THE kids are back to school... which also means new school uniform, a shiny new pencil case and all the essentials to put in it.

But for modern parents, pens and pencils are just the start of it – there are also smartphones, tablets and all sorts of tech and gadgets to consider. And these things cost a fair deal more than a multi-pack of erasers and rulers.

In fact, according to a recent survey by price comparison site, the amount of technology pupils are expected to be lugging around in their school bags adds up to an average worth of £270 per child – more than double the estimated figure for last year.

The survey also revealed that more than a fifth of pupils will be armed with more than £400-worth of gadgets, as lots of school-age youngsters these days have their own iPods and laptops too.
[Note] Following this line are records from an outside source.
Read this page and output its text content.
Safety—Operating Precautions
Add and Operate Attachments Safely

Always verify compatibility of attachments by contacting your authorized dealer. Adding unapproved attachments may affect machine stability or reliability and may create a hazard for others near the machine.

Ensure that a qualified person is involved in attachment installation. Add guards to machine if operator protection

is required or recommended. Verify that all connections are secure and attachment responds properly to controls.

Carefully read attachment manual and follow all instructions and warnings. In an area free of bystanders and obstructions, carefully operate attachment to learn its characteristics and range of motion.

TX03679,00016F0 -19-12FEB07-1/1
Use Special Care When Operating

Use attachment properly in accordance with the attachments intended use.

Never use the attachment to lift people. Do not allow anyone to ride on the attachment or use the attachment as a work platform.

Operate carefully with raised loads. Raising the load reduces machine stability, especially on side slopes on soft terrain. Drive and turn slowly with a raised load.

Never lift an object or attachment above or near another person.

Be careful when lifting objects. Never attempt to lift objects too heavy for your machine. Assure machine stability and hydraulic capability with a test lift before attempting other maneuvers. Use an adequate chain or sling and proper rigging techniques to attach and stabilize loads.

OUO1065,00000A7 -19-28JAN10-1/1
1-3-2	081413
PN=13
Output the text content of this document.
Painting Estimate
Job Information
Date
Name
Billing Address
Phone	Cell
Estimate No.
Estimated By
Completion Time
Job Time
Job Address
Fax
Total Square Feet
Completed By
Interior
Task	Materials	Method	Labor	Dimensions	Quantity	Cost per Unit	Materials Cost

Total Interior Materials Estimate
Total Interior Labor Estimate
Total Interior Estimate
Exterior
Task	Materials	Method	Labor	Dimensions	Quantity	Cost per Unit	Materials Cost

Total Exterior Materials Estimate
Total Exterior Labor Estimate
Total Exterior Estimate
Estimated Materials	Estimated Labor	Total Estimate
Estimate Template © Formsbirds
It's eye-watering stuff for families on a budget (which is most of us, right?), and a reminder of how times have changed. Yep, those days of multi-coloured pens being the most exciting thing in your back-to-school kit are long gone.

Here are some of our other nostalgic school bag favourites that aren't getting a look-in today...

:: Marbles

When you've got Minecraft and Candy Crush on your mobile, who needs an actual bag of shiny coloured balls to have fun, eh?

:: 10p for the pay phone

In an emergency, you had to have some change to call your mum, didn't you? Or reverse charges if you were in real dire straits. Well, not any more, with that £100-plus smartphone in your bag.
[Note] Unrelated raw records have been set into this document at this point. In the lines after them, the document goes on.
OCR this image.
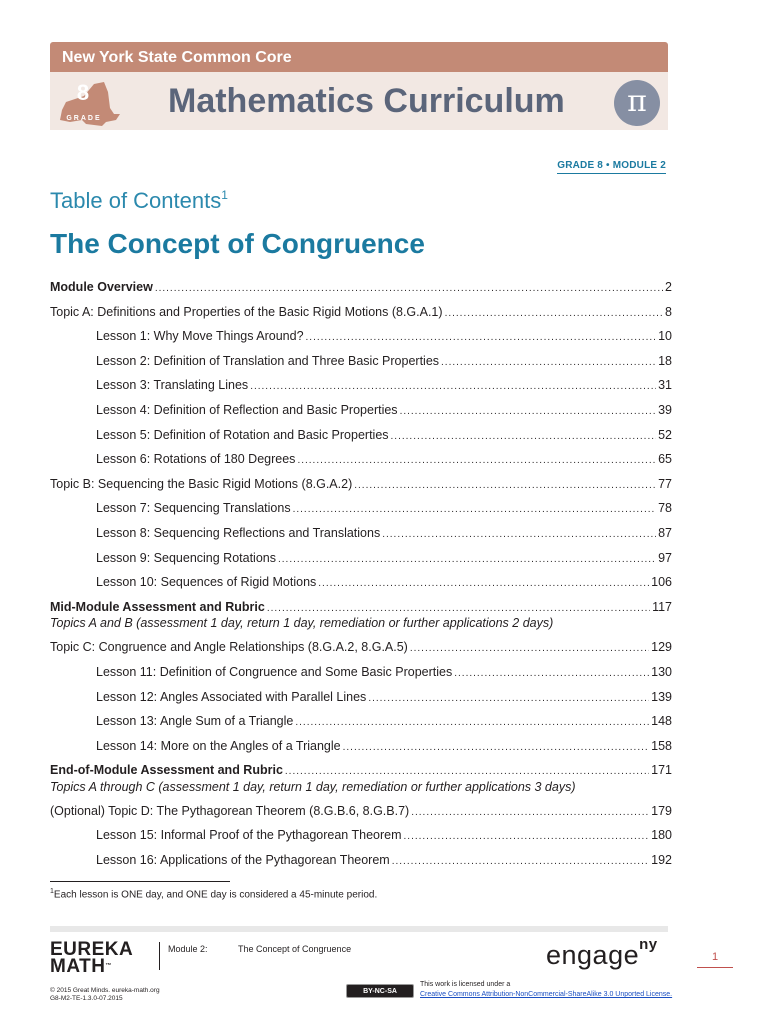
New York State Common Core
8
GRADE Mathematics Curriculum	π
GRADE 8 • MODULE 2
Table of Contents$^1$
The Concept of Congruence
Module Overview .....	2
Topic A: Definitions and Properties of the Basic Rigid Motions (8.G.A.1) .....	8
Lesson 1: Why Move Things Around? .....	10
Lesson 2: Definition of Translation and Three Basic Properties .....	18
Lesson 3: Translating Lines .....	31
Lesson 4: Definition of Reflection and Basic Properties .....	39
Lesson 5: Definition of Rotation and Basic Properties .....	52
Lesson 6: Rotations of 180 Degrees .....	65
Topic B: Sequencing the Basic Rigid Motions (8.G.A.2) .....	77
Lesson 7: Sequencing Translations .....	78
Lesson 8: Sequencing Reflections and Translations .....	87
Lesson 9: Sequencing Rotations .....	97
Lesson 10: Sequences of Rigid Motions .....	106
Mid-Module Assessment and Rubric .....	117
Topics A and B (assessment 1 day, return 1 day, remediation or further applications 2 days)
Topic C: Congruence and Angle Relationships (8.G.A.2, 8.G.A.5) .....	129
Lesson 11: Definition of Congruence and Some Basic Properties .....	130
Lesson 12: Angles Associated with Parallel Lines .....	139
Lesson 13: Angle Sum of a Triangle .....	148
Lesson 14: More on the Angles of a Triangle .....	158
End-of-Module Assessment and Rubric .....	171
Topics A through C (assessment 1 day, return 1 day, remediation or further applications 3 days)
(Optional) Topic D: The Pythagorean Theorem (8.G.B.6, 8.G.B.7) .....	179
Lesson 15: Informal Proof of the Pythagorean Theorem .....	180
Lesson 16: Applications of the Pythagorean Theorem .....	192
$^1$Each lesson is ONE day, and ONE day is considered a 45-minute period.
EUREKA
MATH™
Module 2:	The Concept of Congruence	engage$^{ny}$
1
© 2015 Great Minds. eureka-math.org
G8-M2-TE-1.3.0-07.2015
BY-NC-SA
This work is licensed under a
Creative Commons Attribution-NonCommercial-ShareAlike 3.0 Unported License.
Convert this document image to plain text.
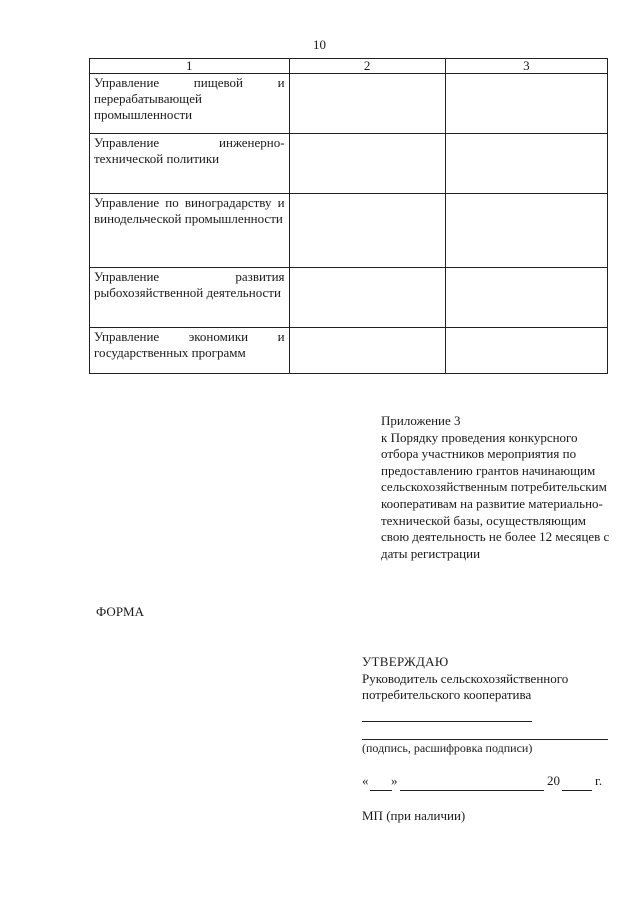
10
1	2	3
Управление пищевой и перерабатывающей промышленности		
Управление инженерно-технической политики		
Управление по виноградарству и винодельческой промышленности		
Управление развития рыбохозяйственной деятельности		
Управление экономики и государственных программ		
Приложение 3
к Порядку проведения конкурсного отбора участников мероприятия по предоставлению грантов начинающим сельскохозяйственным потребительским кооперативам на развитие материально-технической базы, осуществляющим свою деятельность не более 12 месяцев с даты регистрации
ФОРМА
УТВЕРЖДАЮ
Руководитель сельскохозяйственного потребительского кооператива
(подпись, расшифровка подписи)
« »	20	г.
МП (при наличии)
:: A copy of Smash Hits magazine

Smash Hits, along with other superb tween/teen titles like Sugar and Mizz, were true school bag treasures for many youngsters of the 80s, 90s and early-noughties. These mags have sadly folded, but with an endless stream of goss/vlogs/Buzzfeed quizzes now available online, the appeal and magic of the humble magazine just isn't the same any more.

:: Floppy discs

The essential 90s bit of kit for storing coursework and transporting it to school to print out – what did we ever do without them? Thanks to email, file transfer sites like WeTransfer and Dropbox, and USB sticks... RIP floppies!
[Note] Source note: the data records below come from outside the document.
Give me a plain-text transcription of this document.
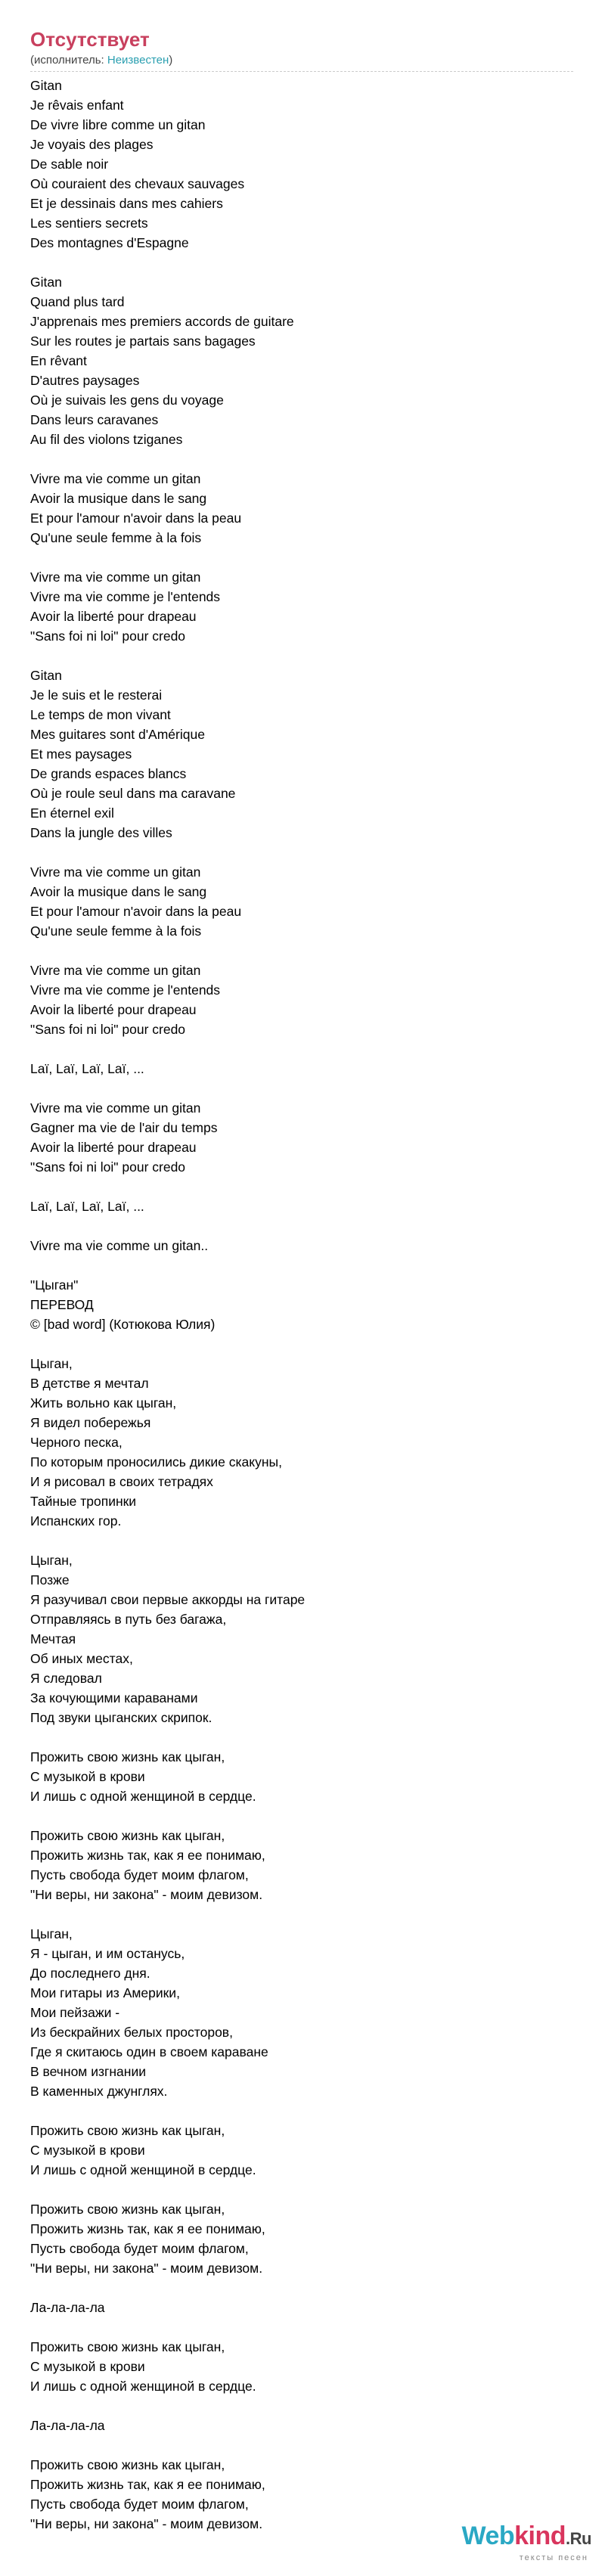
Отсутствует
(исполнитель: Неизвестен)
Gitan
Je rêvais enfant
De vivre libre comme un gitan
Je voyais des plages
De sable noir
Où couraient des chevaux sauvages
Et je dessinais dans mes cahiers
Les sentiers secrets
Des montagnes d'Espagne
Gitan
Quand plus tard
J'apprenais mes premiers accords de guitare
Sur les routes je partais sans bagages
En rêvant
D'autres paysages
Où je suivais les gens du voyage
Dans leurs caravanes
Au fil des violons tziganes
Vivre ma vie comme un gitan
Avoir la musique dans le sang
Et pour l'amour n'avoir dans la peau
Qu'une seule femme à la fois
Vivre ma vie comme un gitan
Vivre ma vie comme je l'entends
Avoir la liberté pour drapeau
"Sans foi ni loi" pour credo
Gitan
Je le suis et le resterai
Le temps de mon vivant
Mes guitares sont d'Amérique
Et mes paysages
De grands espaces blancs
Où je roule seul dans ma caravane
En éternel exil
Dans la jungle des villes
Vivre ma vie comme un gitan
Avoir la musique dans le sang
Et pour l'amour n'avoir dans la peau
Qu'une seule femme à la fois
Vivre ma vie comme un gitan
Vivre ma vie comme je l'entends
Avoir la liberté pour drapeau
"Sans foi ni loi" pour credo
Laï, Laï, Laï, Laï, ...
Vivre ma vie comme un gitan
Gagner ma vie de l'air du temps
Avoir la liberté pour drapeau
"Sans foi ni loi" pour credo
Laï, Laï, Laï, Laï, ...
Vivre ma vie comme un gitan..
"Цыган"
ПЕРЕВОД
© [bad word] (Котюкова Юлия)
Цыган,
В детстве я мечтал
Жить вольно как цыган,
Я видел побережья
Черного песка,
По которым проносились дикие скакуны,
И я рисовал в своих тетрадях
Тайные тропинки
Испанских гор.
Цыган,
Позже
Я разучивал свои первые аккорды на гитаре
Отправляясь в путь без багажа,
Мечтая
Об иных местах,
Я следовал
За кочующими караванами
Под звуки цыганских скрипок.
Прожить свою жизнь как цыган,
С музыкой в крови
И лишь с одной женщиной в сердце.
Прожить свою жизнь как цыган,
Прожить жизнь так, как я ее понимаю,
Пусть свобода будет моим флагом,
"Ни веры, ни закона" - моим девизом.
Цыган,
Я - цыган, и им останусь,
До последнего дня.
Мои гитары из Америки,
Мои пейзажи -
Из бескрайних белых просторов,
Где я скитаюсь один в своем караване
В вечном изгнании
В каменных джунглях.
Прожить свою жизнь как цыган,
С музыкой в крови
И лишь с одной женщиной в сердце.
Прожить свою жизнь как цыган,
Прожить жизнь так, как я ее понимаю,
Пусть свобода будет моим флагом,
"Ни веры, ни закона" - моим девизом.
Ла-ла-ла-ла
Прожить свою жизнь как цыган,
С музыкой в крови
И лишь с одной женщиной в сердце.
Ла-ла-ла-ла
Прожить свою жизнь как цыган,
Прожить жизнь так, как я ее понимаю,
Пусть свобода будет моим флагом,
"Ни веры, ни закона" - моим девизом.	Webkind.Ru
тексты песен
:: Pots of ink or fountain pen cartridges

God forbid one of these burst in your bag... Remember the transition from pencil to fountain pens at primary school, once you'd learned 'joined up writing'? Yep, not needed now, everything's typed on tablets or just scrawled in Biro.

:: French dictionary

Those little ones, well-thumbed with some ink splots obscuring some entries... Who needs to read an actual book when it's all on d'internet?

:: Text books

And speaking of actual books – text books are pretty much a thing of the past in some schools, which have replaced them with online versions, which makes me very nostalgic for my A-level biology one with the whale on the front.

:: Corned beef sandwiches

Enough said...

:: Sony Walkman

This one is very obvious, but with it comes a complete lack of mix tapes – and the joy of flipping them over in your walkman to change sides, unless you had a very posh one that did it automatically, of course.

:: Trading cards

We're talking Panini football stickers and Garbage Pail Kids and PG Tips cards (I can't have been the only one to have swapped those) – do kids really do that any more?

:: Tamagotchi

The virtual Japanese pets were a huge thing, but you can get apps that do exactly the same thing now, so why buy a separate one?

:: Donkey Kong

And a host of other video games that came on devices other than smartphones and have long since lost out to the aforementioned, all-pervasive Minecraft.

:: Tippex

For those crucial moments when you couldn't use an ink eraser.

:: Yoyos

Everyone had one and you were hailed a hero if you could pull off the hardest tricks. Under threat from new tech in the same way as conkers though, we think.